Systemic Inflammatory Response Syndrome (SIRS): Test and Diagnosis

1st-order laboratory parameters-obligatory laboratory tests.

  • Small blood count [platelets (thrombocytes) ↓]
  • Inflammatory parameter – PCT (procalcitonin)/Guidelines recommend determination of PCT [procalcitonin increases within a few hours (2-3 h) and reaches its maximum after only 24 hours; PCT concentrations:
    • <0.5 ng/mL exclude severe sepsis or septic shock with high probability
    • > 2 ng/mL make severe sepsis or septic shock highly probable]
  • Urine status (rapid test for: pH, leukocytes, nitrite, protein, glucose, ketone, urobilinogen, bilirubin, blood), sediment, if necessary urine culture (pathogen detection and resistogram, that is, testing of appropriate antibiotics for sensitivity / resistance).
  • Electrolytescalcium, chloride, potassium, magnesium, sodium, phosphate.
  • Fasting glucose (fasting blood glucose), if necessary oral glucose tolerance test (oGTT).
  • Blood gas analysis (BGA) including for the determination of: PaO2/FiO2 (mmHg) [arterial oxygen partial pressure in mmHg/inspiratory O2 concentration; indicates the percentage of oxygen].
  • Thyroid parameters – TSH
  • Pancreatic parameters – amylase, elastase (in serum and stool), lipase.
  • Liver parameters – alanine aminotransferase (ALT, GPT), aspartate aminotransferase (AST, GOT), glutamate dehydrogenase (GLDH) and gamma-glutamyl transferase (gamma-GT, GGT), alkaline phosphatase, bilirubin [↑]
  • Renal parameters – urea, creatinine [↑], cystatin C or creatinine clearance, if necessary.
  • Coagulation parameters – PTT, Quick, antithrombin activity (AT III).
  • Lactate – if lactic acidosis is suspected (form of metabolic acidosis in which a drop in blood pH is due to accumulation of acid lactate) [plasma lactate level ≥ 2.0 mmol/l and a pH of < 7.35]
  • Microbiological smears and/or cultures (aerobic and anaerobic blood cultures; 2 times 2 or better 3 times 2 blood cultures); if necessary also from venous accesses or from drains.
  • Note: In urosepsis, for example, blood cultures are positive in just under 30% of cases.
  • Blood gas analysis (BGA), among other things, to determine: PaO2/FiO2 (mmHg) [arterial oxygen partial pressure in mmHg/inspiratory O2 concentration; indicates the percentage of oxygen].

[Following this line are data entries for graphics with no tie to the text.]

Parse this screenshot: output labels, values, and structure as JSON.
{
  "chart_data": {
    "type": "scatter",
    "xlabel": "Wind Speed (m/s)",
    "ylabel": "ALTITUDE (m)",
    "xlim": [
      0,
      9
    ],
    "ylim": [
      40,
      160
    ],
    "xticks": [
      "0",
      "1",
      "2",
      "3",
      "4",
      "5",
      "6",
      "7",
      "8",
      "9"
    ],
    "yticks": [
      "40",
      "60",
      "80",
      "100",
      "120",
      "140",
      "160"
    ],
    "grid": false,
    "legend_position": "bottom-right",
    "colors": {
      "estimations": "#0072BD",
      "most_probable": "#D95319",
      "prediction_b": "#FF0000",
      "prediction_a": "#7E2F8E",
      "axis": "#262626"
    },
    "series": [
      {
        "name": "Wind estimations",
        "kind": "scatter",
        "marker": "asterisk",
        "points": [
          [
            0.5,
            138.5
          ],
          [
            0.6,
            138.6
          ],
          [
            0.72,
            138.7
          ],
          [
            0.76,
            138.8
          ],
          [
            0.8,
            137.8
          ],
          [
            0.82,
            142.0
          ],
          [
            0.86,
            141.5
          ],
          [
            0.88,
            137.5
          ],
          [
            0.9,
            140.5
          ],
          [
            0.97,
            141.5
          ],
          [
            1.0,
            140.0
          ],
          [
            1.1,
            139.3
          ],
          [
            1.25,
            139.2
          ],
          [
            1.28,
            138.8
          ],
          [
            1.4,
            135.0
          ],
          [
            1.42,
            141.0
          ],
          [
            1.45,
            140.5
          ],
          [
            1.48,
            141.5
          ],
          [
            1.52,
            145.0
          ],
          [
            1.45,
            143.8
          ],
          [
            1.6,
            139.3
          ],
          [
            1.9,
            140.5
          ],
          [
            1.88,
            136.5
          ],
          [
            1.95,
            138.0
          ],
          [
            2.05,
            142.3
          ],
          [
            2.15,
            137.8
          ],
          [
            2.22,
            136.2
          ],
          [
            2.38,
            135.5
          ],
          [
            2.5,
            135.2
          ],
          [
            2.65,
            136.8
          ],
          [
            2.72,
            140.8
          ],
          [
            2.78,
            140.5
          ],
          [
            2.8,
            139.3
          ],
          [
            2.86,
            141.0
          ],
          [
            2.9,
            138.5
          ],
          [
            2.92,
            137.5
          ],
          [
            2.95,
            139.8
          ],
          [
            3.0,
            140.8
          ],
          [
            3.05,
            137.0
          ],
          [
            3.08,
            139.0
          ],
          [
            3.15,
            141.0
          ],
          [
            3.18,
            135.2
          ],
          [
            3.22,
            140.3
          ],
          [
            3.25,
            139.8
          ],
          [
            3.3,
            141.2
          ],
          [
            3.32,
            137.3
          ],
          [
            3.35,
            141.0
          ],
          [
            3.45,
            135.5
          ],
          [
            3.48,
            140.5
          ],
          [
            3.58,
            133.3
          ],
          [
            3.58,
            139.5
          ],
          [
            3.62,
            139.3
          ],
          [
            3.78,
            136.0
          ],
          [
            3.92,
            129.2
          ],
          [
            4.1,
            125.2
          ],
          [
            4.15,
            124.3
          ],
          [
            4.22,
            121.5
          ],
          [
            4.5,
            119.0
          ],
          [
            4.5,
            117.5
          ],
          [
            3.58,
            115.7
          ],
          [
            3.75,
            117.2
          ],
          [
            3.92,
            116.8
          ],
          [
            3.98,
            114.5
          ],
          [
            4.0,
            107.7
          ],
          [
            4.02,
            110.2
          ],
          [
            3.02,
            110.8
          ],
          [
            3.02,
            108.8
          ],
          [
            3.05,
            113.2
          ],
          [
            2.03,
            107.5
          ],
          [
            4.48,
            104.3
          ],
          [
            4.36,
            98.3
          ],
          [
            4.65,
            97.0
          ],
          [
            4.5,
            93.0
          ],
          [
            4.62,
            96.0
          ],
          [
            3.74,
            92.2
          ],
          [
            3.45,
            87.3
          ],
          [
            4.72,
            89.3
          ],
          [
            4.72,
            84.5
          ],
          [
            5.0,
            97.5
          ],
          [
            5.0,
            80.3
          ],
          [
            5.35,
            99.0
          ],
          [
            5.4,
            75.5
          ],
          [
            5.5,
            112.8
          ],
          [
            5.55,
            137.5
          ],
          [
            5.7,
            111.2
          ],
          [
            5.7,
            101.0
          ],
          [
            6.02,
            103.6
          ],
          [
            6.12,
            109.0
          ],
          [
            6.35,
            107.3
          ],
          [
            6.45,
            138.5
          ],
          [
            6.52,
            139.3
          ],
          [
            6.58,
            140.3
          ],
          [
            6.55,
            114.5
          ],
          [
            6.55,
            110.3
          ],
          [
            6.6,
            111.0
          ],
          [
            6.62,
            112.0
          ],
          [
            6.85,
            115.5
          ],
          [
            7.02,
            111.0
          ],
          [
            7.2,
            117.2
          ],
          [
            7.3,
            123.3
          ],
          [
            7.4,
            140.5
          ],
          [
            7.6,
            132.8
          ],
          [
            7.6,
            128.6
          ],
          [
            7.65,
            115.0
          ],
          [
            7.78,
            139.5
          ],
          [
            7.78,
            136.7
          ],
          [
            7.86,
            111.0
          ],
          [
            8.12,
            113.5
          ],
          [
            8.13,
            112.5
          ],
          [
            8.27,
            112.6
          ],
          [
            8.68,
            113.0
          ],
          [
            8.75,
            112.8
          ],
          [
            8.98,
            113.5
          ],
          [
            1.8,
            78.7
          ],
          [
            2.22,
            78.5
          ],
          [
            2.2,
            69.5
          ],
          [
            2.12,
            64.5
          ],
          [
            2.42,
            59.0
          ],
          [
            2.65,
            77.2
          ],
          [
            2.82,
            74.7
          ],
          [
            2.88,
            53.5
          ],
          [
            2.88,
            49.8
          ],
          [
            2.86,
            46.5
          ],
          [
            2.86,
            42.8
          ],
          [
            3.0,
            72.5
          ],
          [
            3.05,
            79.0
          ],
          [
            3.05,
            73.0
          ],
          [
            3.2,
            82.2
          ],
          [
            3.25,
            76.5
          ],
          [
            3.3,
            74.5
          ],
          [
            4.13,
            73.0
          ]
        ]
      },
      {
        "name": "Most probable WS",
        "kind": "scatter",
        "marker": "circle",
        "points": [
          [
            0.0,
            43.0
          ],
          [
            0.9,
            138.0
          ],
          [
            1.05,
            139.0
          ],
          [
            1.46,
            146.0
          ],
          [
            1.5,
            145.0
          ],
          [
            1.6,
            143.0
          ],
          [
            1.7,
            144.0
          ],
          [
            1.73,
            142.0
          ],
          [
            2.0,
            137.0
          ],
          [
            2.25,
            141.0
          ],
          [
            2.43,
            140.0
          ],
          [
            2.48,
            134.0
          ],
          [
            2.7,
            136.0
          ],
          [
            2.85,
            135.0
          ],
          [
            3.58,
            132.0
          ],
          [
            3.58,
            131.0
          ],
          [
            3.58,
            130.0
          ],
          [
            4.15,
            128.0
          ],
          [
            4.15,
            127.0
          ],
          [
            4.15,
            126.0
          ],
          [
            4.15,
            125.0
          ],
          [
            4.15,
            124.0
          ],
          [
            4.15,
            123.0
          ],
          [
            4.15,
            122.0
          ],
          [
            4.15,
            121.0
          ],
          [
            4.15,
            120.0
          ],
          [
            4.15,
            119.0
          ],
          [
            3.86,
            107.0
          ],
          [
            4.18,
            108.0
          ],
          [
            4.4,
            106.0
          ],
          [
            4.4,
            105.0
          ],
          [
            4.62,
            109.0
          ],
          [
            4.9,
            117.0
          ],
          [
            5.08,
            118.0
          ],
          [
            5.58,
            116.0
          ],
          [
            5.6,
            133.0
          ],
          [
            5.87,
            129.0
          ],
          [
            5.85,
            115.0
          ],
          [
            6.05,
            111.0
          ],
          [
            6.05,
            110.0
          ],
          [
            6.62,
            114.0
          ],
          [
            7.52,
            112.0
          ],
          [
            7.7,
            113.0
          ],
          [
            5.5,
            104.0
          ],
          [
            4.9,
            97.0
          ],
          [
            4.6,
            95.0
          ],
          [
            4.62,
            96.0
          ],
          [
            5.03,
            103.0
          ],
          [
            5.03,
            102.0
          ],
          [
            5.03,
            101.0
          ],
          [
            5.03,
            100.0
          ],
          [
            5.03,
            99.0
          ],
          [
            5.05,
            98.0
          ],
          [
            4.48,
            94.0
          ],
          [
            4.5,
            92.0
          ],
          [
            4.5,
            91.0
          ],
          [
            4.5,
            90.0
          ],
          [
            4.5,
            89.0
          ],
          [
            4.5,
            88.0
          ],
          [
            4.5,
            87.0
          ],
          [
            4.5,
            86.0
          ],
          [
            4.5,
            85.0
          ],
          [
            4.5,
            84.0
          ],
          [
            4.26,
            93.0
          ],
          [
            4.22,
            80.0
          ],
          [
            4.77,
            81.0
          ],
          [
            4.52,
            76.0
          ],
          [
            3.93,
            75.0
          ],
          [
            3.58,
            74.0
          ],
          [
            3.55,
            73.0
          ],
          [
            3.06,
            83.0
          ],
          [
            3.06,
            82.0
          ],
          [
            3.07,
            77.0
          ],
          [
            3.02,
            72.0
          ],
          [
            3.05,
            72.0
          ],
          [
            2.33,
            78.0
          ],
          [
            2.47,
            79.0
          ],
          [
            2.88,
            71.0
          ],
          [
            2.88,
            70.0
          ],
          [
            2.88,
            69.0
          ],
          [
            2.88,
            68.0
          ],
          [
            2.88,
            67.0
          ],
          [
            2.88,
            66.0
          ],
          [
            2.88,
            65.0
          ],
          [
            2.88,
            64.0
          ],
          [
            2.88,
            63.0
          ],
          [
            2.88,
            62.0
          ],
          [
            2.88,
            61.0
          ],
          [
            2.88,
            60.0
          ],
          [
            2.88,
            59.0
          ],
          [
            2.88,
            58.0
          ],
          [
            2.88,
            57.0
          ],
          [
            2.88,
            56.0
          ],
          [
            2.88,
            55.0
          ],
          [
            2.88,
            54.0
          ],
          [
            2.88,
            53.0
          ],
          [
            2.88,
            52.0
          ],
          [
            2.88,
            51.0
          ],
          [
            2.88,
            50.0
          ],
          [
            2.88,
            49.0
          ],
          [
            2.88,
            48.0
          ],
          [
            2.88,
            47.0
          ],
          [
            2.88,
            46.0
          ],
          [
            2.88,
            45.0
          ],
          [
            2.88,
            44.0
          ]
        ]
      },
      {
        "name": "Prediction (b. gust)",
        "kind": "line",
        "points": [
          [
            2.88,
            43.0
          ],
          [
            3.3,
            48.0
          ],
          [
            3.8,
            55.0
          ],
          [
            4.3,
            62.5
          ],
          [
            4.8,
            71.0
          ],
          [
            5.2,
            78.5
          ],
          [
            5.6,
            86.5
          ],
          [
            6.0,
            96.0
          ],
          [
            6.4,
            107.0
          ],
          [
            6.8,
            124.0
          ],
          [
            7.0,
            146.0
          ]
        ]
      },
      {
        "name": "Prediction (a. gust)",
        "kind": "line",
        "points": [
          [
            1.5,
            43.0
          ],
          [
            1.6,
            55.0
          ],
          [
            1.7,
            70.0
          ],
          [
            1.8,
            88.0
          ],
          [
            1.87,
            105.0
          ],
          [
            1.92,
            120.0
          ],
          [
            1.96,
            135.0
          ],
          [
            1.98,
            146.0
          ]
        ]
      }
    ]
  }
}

Laboratory parameters of the 2nd order – depending on the results of the history, physical examination and the obligatory laboratory parameters – for differential diagnostic clarification

  • Interleukin-6 (IL-6), tumor necrosis factor (synonyms: TNF α, cachectin, lymphotoxin), or lipopolysaccharide-binding protein-laboratory parameters that may indicate sepsis at an early stage.
  • Toxicological tests – if intoxications are suspected.

Note: Laboratory parameters marked in bold that are taken into account in the SOFA score (see below sepsis/classification).

In up to 30% of illnesses, no confirmed pathogen detection can be made in sepsis.